Lo stadio una storia infinita, ma anche il Palasport è rimasta una promessa irrealizzata, mentre invece riteniamo che la terza città delle Marche ne abbia bisogno.
Certamente una grande necessità più volte rivendicata anche da società sportive di un certo livello.
Il Palas sarebbe una struttura importante per una città che potrebbe aprirsi a eventi sportivi, convegni, spettacoli, concerti, fiere che muoverebbero un indotto economico importante anche per le attività alberghiere, di ristorazione con una ripercussione positiva anche per il commercio della nostra città.
Abbiamo testimonianze positive in diverse città che hanno strutture del genere ricercatissime per qualsiasi tipo di evento. Credo sia un investimento di cui tenere conto anche per evitare che lo sport di un certo livello debba essere costretto a migrare, come già succede in alcuni casi, altrove.
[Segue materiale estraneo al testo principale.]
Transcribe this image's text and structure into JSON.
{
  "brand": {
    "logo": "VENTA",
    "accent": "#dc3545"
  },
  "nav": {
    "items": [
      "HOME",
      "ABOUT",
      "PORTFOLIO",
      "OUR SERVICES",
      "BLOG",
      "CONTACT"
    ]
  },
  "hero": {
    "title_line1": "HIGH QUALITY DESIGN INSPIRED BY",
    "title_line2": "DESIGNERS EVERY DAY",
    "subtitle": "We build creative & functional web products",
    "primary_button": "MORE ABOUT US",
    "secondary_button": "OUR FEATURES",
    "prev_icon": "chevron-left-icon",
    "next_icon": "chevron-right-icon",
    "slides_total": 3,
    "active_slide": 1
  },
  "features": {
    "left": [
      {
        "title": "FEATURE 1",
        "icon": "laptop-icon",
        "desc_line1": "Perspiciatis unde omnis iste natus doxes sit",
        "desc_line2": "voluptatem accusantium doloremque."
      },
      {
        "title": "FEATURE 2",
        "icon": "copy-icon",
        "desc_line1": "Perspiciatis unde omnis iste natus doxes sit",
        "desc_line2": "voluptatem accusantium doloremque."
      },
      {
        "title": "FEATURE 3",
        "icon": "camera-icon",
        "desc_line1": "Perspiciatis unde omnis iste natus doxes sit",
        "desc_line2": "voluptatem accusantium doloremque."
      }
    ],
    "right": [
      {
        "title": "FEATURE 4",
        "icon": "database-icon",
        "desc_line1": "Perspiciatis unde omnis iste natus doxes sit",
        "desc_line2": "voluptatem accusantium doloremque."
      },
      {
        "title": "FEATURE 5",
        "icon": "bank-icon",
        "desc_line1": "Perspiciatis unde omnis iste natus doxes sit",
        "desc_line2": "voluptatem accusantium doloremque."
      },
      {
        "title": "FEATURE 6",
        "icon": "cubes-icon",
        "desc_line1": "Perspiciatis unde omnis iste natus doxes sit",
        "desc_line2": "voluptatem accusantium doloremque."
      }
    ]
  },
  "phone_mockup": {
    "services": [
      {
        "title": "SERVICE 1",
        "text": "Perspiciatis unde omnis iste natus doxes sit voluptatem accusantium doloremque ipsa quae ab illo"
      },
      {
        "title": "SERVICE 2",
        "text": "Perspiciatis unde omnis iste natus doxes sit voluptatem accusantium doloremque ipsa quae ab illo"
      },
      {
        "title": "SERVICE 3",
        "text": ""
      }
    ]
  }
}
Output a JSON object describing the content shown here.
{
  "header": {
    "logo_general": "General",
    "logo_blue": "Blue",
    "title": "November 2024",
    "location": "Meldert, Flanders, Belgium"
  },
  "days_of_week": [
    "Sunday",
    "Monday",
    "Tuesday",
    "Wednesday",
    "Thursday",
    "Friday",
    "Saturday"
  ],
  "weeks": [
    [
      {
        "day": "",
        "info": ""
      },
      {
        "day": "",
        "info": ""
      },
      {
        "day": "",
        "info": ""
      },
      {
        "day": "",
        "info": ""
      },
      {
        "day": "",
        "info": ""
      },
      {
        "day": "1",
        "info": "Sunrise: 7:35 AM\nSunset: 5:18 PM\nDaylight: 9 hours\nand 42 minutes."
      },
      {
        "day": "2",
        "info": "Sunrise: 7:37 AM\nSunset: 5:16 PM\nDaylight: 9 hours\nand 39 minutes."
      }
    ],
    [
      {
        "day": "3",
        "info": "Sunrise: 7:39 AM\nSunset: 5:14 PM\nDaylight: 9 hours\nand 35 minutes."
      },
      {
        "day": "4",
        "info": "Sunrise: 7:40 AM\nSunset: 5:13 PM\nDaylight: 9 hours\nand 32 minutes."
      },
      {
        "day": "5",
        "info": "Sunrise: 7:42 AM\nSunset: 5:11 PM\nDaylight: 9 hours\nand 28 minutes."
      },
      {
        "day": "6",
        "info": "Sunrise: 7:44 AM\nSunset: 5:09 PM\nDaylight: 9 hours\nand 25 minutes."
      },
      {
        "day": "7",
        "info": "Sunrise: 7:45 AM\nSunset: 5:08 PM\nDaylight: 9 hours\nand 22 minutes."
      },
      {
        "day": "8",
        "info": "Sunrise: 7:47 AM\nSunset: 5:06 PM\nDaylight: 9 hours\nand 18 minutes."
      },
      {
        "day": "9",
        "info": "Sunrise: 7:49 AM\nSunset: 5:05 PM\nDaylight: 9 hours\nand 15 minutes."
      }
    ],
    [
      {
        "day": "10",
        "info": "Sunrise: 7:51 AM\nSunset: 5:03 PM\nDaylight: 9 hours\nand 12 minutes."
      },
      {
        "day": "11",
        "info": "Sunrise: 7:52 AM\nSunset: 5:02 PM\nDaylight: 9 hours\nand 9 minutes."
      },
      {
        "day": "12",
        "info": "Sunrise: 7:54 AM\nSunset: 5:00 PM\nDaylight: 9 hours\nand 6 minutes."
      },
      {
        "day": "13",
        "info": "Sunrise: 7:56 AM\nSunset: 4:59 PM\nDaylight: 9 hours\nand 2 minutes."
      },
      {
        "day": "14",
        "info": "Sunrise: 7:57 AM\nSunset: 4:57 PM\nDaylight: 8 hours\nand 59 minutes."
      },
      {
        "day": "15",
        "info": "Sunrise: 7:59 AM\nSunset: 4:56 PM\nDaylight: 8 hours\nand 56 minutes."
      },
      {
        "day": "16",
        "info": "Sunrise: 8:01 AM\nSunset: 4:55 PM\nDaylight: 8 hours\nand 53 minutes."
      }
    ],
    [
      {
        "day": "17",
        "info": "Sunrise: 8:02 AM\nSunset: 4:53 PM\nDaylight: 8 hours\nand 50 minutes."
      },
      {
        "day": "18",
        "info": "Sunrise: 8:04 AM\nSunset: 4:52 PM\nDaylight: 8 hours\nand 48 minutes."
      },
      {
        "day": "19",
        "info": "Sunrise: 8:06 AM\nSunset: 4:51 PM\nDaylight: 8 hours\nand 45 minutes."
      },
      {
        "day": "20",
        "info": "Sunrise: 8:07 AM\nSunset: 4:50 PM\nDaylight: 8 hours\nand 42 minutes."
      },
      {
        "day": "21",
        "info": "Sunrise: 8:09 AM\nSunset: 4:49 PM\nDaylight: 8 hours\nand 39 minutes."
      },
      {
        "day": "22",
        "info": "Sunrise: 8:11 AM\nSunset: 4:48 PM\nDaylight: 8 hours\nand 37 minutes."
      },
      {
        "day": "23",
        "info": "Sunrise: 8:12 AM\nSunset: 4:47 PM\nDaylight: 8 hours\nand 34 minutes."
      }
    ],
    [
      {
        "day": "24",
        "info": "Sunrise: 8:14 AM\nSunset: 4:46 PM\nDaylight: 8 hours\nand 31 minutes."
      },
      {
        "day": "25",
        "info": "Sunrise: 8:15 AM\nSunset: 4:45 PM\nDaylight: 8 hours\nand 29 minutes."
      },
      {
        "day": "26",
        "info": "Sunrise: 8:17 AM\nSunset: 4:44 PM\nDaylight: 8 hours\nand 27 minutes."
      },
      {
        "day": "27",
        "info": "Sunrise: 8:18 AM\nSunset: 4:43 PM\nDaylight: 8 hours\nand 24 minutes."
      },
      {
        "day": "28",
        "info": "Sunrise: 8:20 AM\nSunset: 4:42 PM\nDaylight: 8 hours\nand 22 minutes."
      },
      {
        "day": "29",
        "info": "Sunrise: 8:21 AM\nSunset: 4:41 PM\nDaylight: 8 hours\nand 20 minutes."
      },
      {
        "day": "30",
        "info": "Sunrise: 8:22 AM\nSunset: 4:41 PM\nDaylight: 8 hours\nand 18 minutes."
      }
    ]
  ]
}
Ricordo l’annuncio dell’Amministrazione del Sindaco Seri nell’ottobre del 2020 della realizzazione del Palas nel terreno di Chiaruccia, un luogo pieno di progetti irrealizzati anche attinenti allo sport. Insomma tante parole al vento e lo sport a Fano è considerato, da questa amministrazione, come l’ultima delle cose da pensare.
Abbiamo appreso dalla stampa che questo Palas potrebbe diventare realtà forse sotto l’albero di Natale o dentro l’uovo di Pasqua. Noi crediamo nei sogni e a volte possono realizzarsi soprattutto quando a promettere NON è l’amministrazione comunale del sindaco Seri”, scrive Achille Cacace (UDC con delega allo sport Fano).